Martine Bercher

No. 17 (Arkansas)
- Position: Defensive back

Personal information
- Born: February 23, 1944 Fort Smith, Arkansas, U.S.
- Died: December 7, 2005 (aged 61) Fort Smith, Arkansas, U.S.

Career information
- College: Arkansas
- NFL draft: 1967: 6th round, 151st overall pick

Career history
- Atlanta Falcons (1967); Minnesota Vikings (1968);

Awards and highlights
- National champion (1964); First-team All-American (1966); First-team All-SWC (1966); University of Arkansas Sports Hall of Honor; University of Arkansas All Century Team; Arkansas Sports Hall of Fame Class of 2009;

= Martine Bercher =

American football player (1944–2005)

Martine Bercher (February 23, 1944 – December 7, 2005) was an American football defensive back for the University of Arkansas Razorbacks football team from 1962-1966. He was a member of the 1964 National Championship team that won the 1965 Cotton Bowl Classic, and was named to the University of Arkansas All Century Team in 1994.

==Arkansas==
Bercher attended the University of Arkansas from 1962 to 1966, where he would become an All-American. Bercher played under Frank Broyles as a defensive back, and was a sophomore on the 1964 National Championship team.

==NFL==

===Atlanta Falcons===
Bercher was drafted in the sixth round with the 151st overall pick by the Atlanta Falcons in the 1967 NFL/AFL draft.

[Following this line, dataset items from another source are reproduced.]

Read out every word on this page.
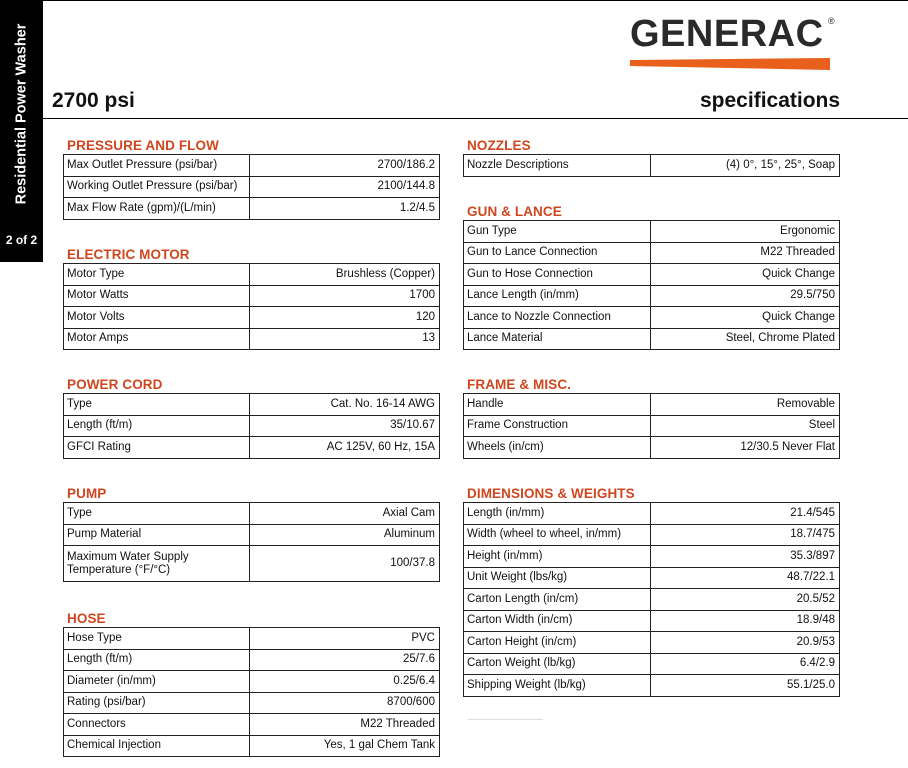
Residential Power Washer
2 of 2
GENERAC ®
2700 psi	specifications
PRESSURE AND FLOW
Max Outlet Pressure (psi/bar)	2700/186.2
Working Outlet Pressure (psi/bar)	2100/144.8
Max Flow Rate (gpm)/(L/min)	1.2/4.5
ELECTRIC MOTOR
Motor Type	Brushless (Copper)
Motor Watts	1700
Motor Volts	120
Motor Amps	13
POWER CORD
Type	Cat. No. 16-14 AWG
Length (ft/m)	35/10.67
GFCI Rating	AC 125V, 60 Hz, 15A
PUMP
Type	Axial Cam
Pump Material	Aluminum
Maximum Water Supply Temperature (°F/°C)	100/37.8
HOSE
Hose Type	PVC
Length (ft/m)	25/7.6
Diameter (in/mm)	0.25/6.4
Rating (psi/bar)	8700/600
Connectors	M22 Threaded
Chemical Injection	Yes, 1 gal Chem Tank
NOZZLES
Nozzle Descriptions	(4) 0°, 15°, 25°, Soap
GUN & LANCE
Gun Type	Ergonomic
Gun to Lance Connection	M22 Threaded
Gun to Hose Connection	Quick Change
Lance Length (in/mm)	29.5/750
Lance to Nozzle Connection	Quick Change
Lance Material	Steel, Chrome Plated
FRAME & MISC.
Handle	Removable
Frame Construction	Steel
Wheels (in/cm)	12/30.5 Never Flat
DIMENSIONS & WEIGHTS
Length (in/mm)	21.4/545
Width (wheel to wheel, in/mm)	18.7/475
Height (in/mm)	35.3/897
Unit Weight (lbs/kg)	48.7/22.1
Carton Length (in/cm)	20.5/52
Carton Width (in/cm)	18.9/48
Carton Height (in/cm)	20.9/53
Carton Weight (lb/kg)	6.4/2.9
Shipping Weight (lb/kg)	55.1/25.0
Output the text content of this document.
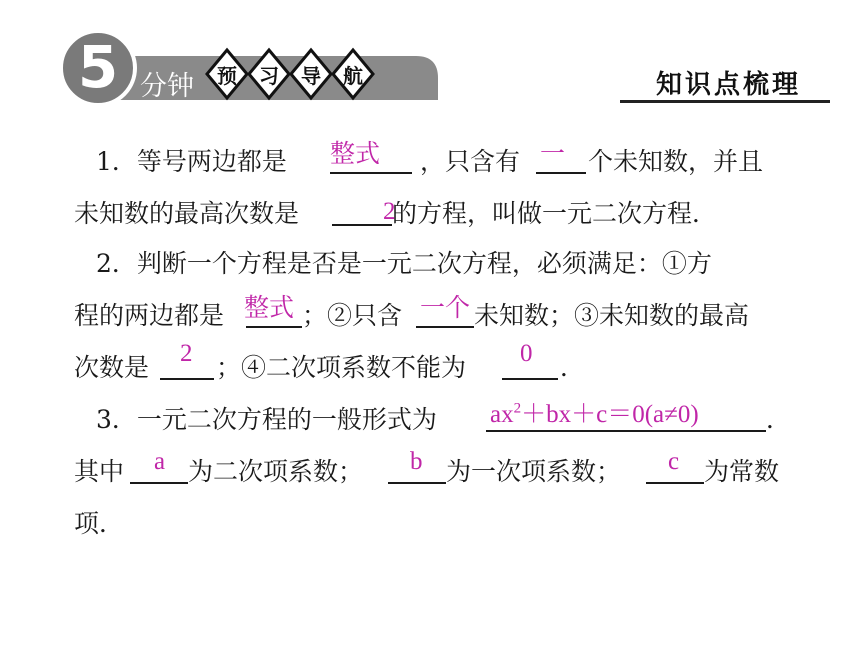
预	习	导	航
5 分钟	知识点梳理
1．等号两边都是 整式 ，只含有 一 个未知数，并且
未知数的最高次数是	2
的方程，叫做一元二次方程．
2．判断一个方程是否是一元二次方程，必须满足：①方
程的两边都是 整式 ；②只含 一个 未知数；③未知数的最高
次数是 2 ；④二次项系数不能为 0 ．
3．一元二次方程的一般形式为 $ax^2+bx+c=0(a\ne 0)$	．
其中 a 为二次项系数； b 为一次项系数； c 为常数
项．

He was with the Falcons for only the 1967 NFL season.

===Minnesota Vikings===
Bercher became a member of the Minnesota Vikings for 1968. This would be the Fort Smith natives' final year of professional football.

==After football==
Catholic High School hired Bercher as a teacher and assistant football coach in 1969. He moved back to Fort Smith to care for his ill father-in-law in 1972. Bercher would re-open his father-in-law's restaurant and operate it for over 30 years until his death in 2005.